Bu gece… Yani haykırarak sıçrayışıma neden olan o rüya… Tam olarak ne gördüğümü ben de bilmiyorum… Biraz önce yataktan çıkıp bilgisayar başına gelip yazmaya başlamama rağmen zihnimdeki o terleyişi hâlâ hissediyorum. O masum yüzlü kız değildi beni korkutan. Olacağını da sanmıyorum; çünkü ya onu bir şeyden koruyorum ya da tam tersi o beni bir şeylerden korumaya çalışıyor rüyamda.

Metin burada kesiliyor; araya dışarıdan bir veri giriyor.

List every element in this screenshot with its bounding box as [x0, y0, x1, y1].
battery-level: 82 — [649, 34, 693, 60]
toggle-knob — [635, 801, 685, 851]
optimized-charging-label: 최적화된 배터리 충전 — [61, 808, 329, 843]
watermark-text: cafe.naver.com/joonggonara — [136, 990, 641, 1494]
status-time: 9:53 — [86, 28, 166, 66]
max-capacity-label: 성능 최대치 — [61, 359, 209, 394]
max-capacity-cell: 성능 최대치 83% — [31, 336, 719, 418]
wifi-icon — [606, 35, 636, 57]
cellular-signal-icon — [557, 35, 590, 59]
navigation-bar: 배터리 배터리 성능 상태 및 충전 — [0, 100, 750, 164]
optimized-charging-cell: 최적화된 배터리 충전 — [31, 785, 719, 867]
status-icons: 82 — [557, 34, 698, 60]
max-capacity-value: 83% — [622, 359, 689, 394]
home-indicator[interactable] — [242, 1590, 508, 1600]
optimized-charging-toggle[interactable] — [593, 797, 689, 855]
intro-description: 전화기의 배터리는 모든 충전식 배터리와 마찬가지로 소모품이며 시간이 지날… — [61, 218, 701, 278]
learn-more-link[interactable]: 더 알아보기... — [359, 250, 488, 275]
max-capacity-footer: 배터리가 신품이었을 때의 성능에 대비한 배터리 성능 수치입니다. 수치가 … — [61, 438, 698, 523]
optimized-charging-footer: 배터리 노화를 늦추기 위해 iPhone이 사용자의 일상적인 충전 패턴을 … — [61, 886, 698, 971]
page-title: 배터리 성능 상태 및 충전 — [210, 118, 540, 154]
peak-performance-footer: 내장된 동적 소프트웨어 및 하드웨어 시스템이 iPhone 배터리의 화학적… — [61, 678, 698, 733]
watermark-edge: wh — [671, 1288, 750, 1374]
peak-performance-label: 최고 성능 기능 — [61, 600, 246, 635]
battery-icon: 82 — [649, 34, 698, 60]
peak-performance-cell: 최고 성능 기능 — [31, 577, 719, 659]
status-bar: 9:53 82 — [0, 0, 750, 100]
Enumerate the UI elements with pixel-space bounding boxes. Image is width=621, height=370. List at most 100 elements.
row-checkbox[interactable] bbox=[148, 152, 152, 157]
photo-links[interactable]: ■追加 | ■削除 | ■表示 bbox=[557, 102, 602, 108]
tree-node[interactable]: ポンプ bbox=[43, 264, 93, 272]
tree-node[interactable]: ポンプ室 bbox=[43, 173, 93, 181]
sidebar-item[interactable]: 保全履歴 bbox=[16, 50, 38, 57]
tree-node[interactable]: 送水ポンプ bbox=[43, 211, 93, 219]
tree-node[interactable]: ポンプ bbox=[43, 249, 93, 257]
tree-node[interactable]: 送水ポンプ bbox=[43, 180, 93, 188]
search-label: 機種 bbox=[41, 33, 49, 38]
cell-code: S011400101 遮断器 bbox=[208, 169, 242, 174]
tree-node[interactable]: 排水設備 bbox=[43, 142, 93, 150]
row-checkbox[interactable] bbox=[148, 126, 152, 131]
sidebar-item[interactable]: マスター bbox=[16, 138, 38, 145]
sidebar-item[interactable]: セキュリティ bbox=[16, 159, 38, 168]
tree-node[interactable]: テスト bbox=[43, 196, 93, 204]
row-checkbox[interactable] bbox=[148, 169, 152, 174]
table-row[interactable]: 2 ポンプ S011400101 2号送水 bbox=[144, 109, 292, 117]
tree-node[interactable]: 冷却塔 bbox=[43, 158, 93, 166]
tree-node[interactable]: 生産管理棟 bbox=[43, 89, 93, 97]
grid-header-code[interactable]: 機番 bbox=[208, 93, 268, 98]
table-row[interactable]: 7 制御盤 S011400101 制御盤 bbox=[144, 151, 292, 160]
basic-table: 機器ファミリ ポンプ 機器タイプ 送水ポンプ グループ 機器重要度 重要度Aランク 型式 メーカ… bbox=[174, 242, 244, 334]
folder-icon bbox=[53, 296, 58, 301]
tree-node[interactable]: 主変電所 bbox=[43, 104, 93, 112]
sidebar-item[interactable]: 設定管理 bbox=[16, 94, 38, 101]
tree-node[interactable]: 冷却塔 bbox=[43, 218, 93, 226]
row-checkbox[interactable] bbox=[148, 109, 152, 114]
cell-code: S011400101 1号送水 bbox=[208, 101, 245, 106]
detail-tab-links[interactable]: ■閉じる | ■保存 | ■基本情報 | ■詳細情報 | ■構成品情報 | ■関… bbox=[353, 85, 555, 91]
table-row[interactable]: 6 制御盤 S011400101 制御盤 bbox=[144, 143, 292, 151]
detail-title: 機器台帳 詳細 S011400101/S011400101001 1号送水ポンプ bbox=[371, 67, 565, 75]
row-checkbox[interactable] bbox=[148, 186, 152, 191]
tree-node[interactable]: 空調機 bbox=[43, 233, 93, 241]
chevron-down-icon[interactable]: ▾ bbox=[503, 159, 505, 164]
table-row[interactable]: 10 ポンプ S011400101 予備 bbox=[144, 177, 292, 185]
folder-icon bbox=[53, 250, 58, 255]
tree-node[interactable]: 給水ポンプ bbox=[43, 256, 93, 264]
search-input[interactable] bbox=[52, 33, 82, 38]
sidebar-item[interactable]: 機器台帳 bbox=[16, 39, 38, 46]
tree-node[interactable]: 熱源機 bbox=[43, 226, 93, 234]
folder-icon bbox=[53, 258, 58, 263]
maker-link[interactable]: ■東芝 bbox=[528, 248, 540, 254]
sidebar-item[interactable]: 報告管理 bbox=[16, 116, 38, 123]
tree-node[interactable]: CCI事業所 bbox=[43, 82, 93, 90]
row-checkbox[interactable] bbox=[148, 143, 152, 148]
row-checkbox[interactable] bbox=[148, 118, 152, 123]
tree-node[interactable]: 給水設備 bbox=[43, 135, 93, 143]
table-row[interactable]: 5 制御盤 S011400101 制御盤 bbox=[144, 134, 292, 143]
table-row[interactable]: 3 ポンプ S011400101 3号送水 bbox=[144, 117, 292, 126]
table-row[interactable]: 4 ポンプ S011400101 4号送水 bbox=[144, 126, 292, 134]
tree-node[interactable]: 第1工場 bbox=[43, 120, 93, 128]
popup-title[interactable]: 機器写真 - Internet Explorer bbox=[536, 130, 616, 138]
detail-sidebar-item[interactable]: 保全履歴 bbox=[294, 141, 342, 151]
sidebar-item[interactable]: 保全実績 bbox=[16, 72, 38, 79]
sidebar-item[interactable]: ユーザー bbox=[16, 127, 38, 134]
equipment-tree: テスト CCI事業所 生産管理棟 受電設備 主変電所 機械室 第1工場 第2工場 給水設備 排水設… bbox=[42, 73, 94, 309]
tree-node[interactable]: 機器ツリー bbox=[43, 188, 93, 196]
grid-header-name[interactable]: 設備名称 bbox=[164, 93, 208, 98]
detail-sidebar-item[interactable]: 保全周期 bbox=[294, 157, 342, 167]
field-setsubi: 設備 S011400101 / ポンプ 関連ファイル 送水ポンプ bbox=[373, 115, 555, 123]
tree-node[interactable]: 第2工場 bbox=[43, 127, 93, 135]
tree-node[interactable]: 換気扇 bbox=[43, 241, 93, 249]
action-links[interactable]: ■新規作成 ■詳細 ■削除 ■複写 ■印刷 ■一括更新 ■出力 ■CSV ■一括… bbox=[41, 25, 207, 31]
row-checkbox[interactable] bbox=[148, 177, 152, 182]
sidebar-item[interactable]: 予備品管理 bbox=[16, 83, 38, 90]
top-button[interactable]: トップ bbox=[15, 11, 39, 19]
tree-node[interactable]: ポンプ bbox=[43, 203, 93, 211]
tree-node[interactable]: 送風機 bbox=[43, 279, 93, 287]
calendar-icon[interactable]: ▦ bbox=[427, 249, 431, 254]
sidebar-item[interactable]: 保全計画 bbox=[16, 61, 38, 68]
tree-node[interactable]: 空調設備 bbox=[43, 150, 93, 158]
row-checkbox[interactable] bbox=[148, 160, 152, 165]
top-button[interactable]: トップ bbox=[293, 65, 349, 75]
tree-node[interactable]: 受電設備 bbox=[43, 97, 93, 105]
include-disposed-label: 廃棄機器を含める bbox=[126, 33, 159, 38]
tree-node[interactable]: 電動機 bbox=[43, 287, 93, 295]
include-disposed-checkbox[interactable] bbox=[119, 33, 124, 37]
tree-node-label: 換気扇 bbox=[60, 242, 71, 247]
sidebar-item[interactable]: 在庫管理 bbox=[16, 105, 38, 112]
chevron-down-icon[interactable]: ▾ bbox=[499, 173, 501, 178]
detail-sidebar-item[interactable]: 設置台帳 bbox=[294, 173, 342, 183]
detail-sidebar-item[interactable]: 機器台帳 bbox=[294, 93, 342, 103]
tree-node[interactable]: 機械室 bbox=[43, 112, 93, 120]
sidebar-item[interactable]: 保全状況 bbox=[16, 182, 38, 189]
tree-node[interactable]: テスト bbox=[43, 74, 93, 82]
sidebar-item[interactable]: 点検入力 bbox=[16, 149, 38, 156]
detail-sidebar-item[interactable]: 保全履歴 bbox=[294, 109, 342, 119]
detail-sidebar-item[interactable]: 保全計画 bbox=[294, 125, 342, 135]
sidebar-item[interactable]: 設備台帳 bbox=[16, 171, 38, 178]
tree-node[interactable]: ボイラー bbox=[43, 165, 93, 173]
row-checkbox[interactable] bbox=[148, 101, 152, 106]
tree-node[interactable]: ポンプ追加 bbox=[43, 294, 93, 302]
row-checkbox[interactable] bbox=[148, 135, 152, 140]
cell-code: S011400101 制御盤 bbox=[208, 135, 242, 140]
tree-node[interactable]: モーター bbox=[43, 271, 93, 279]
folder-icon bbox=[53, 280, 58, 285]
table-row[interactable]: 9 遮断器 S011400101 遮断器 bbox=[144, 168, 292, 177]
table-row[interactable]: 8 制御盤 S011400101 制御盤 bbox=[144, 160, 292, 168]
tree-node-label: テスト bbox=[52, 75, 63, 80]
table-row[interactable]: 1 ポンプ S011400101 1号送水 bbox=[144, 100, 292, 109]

Yan yana duran, ara sıra kaybolan iki küçük kızıllık hatırlıyorum. Karanlıkta sanki dalgalanıyormuş gibi duran iki küçük kızıl nokta. Alevden gözler… aniden soğuyan ve berbat bir kokuyla dolan gece… Yukarıdan aşağı değil, sağdan sola kapanan göz kapakları… Kızıl gözler… Yaklaşan kızıl noktaların göz olduğu anlaşılınca hissedilen tedirginlik… Tedirginlik sınırını aşıp korkuya giden dar bir yol…
Kızıllığın aydınlattığı dar yolu çevreleyen bir orman… Ucubeden beter durumda olan bir orman… Kiminin kökleri ters dönmüş… kiminin gövdesinde koca bir delik, sağı solu Western filmlerindeki kaktüsler gibi dört bir yanda… Moğolistan çöllerindeki gibi çatlamış, simsiyah bir topraktan çıkan ağaçlar… Acı çeker gibi çığlık atan, bağıran, kaçmaya çalışan ağaçlar…
Masum yüzlü kız sıkı sıkı elimi tutuyor. Yüzünde yine o çözemediğim ifade var. Korkuyor mu yoksa bana cesaret vermeye mi çalışıyor, anlamıyorum. Çatlamış siyah renkli toprağın üstünde dolaşan, ne olduğunu bilmediğim yaratıkların sesleri… Çevrede beliren, açılıp kapanan bazen sarı bazen kızıl bazen de karanlığın içinde korkutan bir beyazlıkla görünen gözler… Çığlık atan ağaçların sesleri altında ezilen toprağın hışırtısı… Birleşmeye başlayan iki nokta… kızılın kızılla, siyahın siyahla birleşip büyüdüğü iki nokta… Yaklaştıkça büyüyen alev topları… Ve sonra…
Sonrası kâbusun başlangıcı. Birbiriyle birleşen iki alev gözün değişen şekli… Ağza benzeyen bir şekil… Açılınca ateşten yapıldığı anlaşılan bir dil… Ateş dili görünce rüyasında kendini çeken ben; belki de masum yüzlü kız tarafından geri çekilen ben. Kaçamayan ben… Kırbaç gibi savrulan dil; kol ve bacaklarını tuttukça, çığlık atan ağaçların sesini bastıracak kadar bağıran ben… Ateşten ağız yavaş yavaş üstüme kapanırken masum yüzlü kızı uzaklaştırmaya çalışan ben…
Bu noktadan sonra gördüklerimi anlatamıyorum. Anlatamayışımın nedeni beceriksizliğim değil; gördüğüm şeyi betimleyebilmemin imkânı yok. Karşımdaki o şey, hayatımda gördüğüm en korkutucu yaratıktı!
Ateşten ağzın içinden apansız fışkıran ikinci ağız beni yutarken haykırarak açtım gözlerimi. Zihnim hâlâ terli…
Ve saçma bir düşünce olduğunu bilsem de hâlâ merak ediyorum. O masum yüzlü kız kim? Ben mi onu korumaya çalışıyordum yoksa o mu beni?